A Scalable Compositional Falsification Approach for Identifying Challenging Scenarios in Cyber-Physical Systems

Abstract

This article presents a scalable approach for identifying system inputs and trajectories that lead to undesirable scenarios in a cyber-physical system (CPS). The proposed approach falls under the broad class of falsification methods. The objective in falsification is to find initial conditions and input signals resulting in trajectories that violate a system property expressed as a formal specification. The existing falsification methods are not suitable for handling systems where the input at a specific time depends on the state history of the system. Autonomous vehicle platoons and certain multi-agent systems that are required to maintain connectivity are some examples of such systems. In the first part of this article, we employ a graph-search-based motion planning algorithm to develop a falsification method capable of identifying falsifying inputs for the aforementioned class of systems.
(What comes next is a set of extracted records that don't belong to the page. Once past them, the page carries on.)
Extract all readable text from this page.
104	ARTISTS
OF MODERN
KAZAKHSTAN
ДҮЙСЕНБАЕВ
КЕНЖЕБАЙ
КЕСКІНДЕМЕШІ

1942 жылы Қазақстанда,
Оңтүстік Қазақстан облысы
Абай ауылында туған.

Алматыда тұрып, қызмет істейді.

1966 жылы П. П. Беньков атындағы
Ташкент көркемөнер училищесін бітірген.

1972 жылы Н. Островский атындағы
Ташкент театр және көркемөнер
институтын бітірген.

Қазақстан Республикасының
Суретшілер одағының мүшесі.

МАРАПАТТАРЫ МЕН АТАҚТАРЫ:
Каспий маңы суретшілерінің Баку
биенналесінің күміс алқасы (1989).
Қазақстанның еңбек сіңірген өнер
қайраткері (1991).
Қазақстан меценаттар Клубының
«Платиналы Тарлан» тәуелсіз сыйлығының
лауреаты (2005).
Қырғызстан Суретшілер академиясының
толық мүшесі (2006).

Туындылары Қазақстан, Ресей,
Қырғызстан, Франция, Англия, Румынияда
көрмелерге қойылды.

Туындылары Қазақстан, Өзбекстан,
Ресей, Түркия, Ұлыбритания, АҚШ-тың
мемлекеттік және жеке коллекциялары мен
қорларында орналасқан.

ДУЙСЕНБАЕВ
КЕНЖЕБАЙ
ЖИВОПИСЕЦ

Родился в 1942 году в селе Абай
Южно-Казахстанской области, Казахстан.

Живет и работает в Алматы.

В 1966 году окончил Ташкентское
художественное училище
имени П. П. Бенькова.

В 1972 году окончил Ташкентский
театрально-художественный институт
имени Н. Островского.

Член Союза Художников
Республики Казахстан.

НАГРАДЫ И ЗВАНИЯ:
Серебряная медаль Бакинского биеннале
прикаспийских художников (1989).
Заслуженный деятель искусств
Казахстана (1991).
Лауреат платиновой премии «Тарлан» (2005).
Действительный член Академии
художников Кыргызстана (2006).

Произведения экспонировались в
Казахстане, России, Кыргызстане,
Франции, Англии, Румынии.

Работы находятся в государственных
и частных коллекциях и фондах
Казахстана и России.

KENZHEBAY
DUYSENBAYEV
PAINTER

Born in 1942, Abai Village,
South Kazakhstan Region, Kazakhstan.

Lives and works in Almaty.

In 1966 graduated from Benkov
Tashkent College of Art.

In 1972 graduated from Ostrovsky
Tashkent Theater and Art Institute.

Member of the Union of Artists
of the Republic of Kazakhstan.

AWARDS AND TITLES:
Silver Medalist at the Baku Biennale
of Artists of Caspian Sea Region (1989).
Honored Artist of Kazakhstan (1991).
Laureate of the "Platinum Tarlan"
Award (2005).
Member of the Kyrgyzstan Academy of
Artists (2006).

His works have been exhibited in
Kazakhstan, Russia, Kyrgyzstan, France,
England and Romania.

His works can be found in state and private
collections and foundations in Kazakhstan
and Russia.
We demonstrate the effectiveness of the approach through a case study involving a vehicle platoon consisting of three autonomous vehicles, wherein one of the vehicles is tasked to execute a lane-change maneuver. In the second part, we extend the proposed approach to analyze a network of three unmanned underwater vehicles, wherein our objective is to identify system inputs resulting in trajectories that lead to a deadlock. The approach leverages the component-based structure inherent in the considered multi-agent system and employs a surrogate model in place of computationally demanding components present in the system. These modifications are shown to improve the scalability of the approach and reduce the computational time in finding falsifying trajectories.